Permit me therefore to Submit to Your Consideration the Enclosed Official Letter and to Request You, if You Approve the Contents, to Have it delivered through the proper Channel, Which, if I am not Mistaken Must be first from me to the Secretary at War.

I Also take the Liberty to inclose a Copy of My Power of Attorney to Mr Madison—I Have on the 10h October writen to Him a very Long Letter But as My Affairs Have Been Managed far Beyond Any Expectation I Could Conceive or Any idea I Could Either presume to form, it Remains only for me to Enjoy with Happy thankfulness What friendship Has Been pleased to do.

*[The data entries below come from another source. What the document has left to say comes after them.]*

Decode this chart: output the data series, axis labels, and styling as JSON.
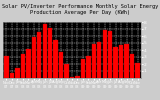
{
  "title": "Solar PV/Inverter Performance Monthly Solar Energy Production Average Per Day (KWh)",
  "values": [
    3.1,
    0.7,
    1.4,
    3.4,
    4.1,
    5.9,
    6.6,
    7.7,
    7.1,
    5.4,
    3.7,
    2.0,
    0.2,
    0.3,
    2.7,
    3.1,
    4.9,
    5.1,
    6.9,
    6.7,
    4.4,
    4.7,
    4.8,
    3.4,
    2.1
  ],
  "bar_color": "#ff0000",
  "bg_color": "#000000",
  "plot_bg": "#000000",
  "fig_bg": "#cccccc",
  "grid_color": "#ffffff",
  "text_color": "#ffffff",
  "title_color": "#000000",
  "ylim": [
    0,
    8
  ],
  "yticks": [
    1,
    2,
    3,
    4,
    5,
    6,
    7,
    8
  ],
  "title_fontsize": 3.8,
  "tick_fontsize": 3.2,
  "labels": [
    "Nov\n07",
    "Dec\n07",
    "Jan\n08",
    "Feb\n08",
    "Mar\n08",
    "Apr\n08",
    "May\n08",
    "Jun\n08",
    "Jul\n08",
    "Aug\n08",
    "Sep\n08",
    "Oct\n08",
    "Nov\n08",
    "Dec\n08",
    "Jan\n09",
    "Feb\n09",
    "Mar\n09",
    "Apr\n09",
    "May\n09",
    "Jun\n09",
    "Jul\n09",
    "Aug\n09",
    "Sep\n09",
    "Oct\n09",
    "Nov\n09"
  ]
}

I am with Affectionate and Grateful Respect in Which my Wife and family Beg Leave to Join

Your old and for Ever friend

Lafayette

RC (DLC); endorsed by TJ as received 28 Mch. 1805 and so recorded in SJL. Enclosures: (1) Lafayette to Dearborn, responding to Dearborn’s of 30 Dec. 1803; he expresses his thanks for the Louisiana lands granted to him by Congress; he considers them a “Retrospective to the Services of the Army in which I had the honor to Rank” (Tr in same: TJ Papers, 146:25402; undated; in a clerk’s hand; at head of text: “Copy of my official letter to general Dearborn”). (2) Copy of Lafayette’s power of attorney to Madison, authorizing him to locate Lafayette’s lands in Louisiana (not found, but see Madison, Papers description begins William T. Hutchinson, Robert A. Rutland, J. C. A. Stagg, and others, eds., The Papers of James Madison, Chicago and Charlottesville, 1962- , 41 vols.; Sec. of State Ser., 1986- , 11 vols.; Pres. Ser., 1984- , 10 vols.; Ret. Ser., 2009- , 3 vols. description ends , Sec. of State Ser., 8:148n; Lafayette to TJ, 8 Oct.).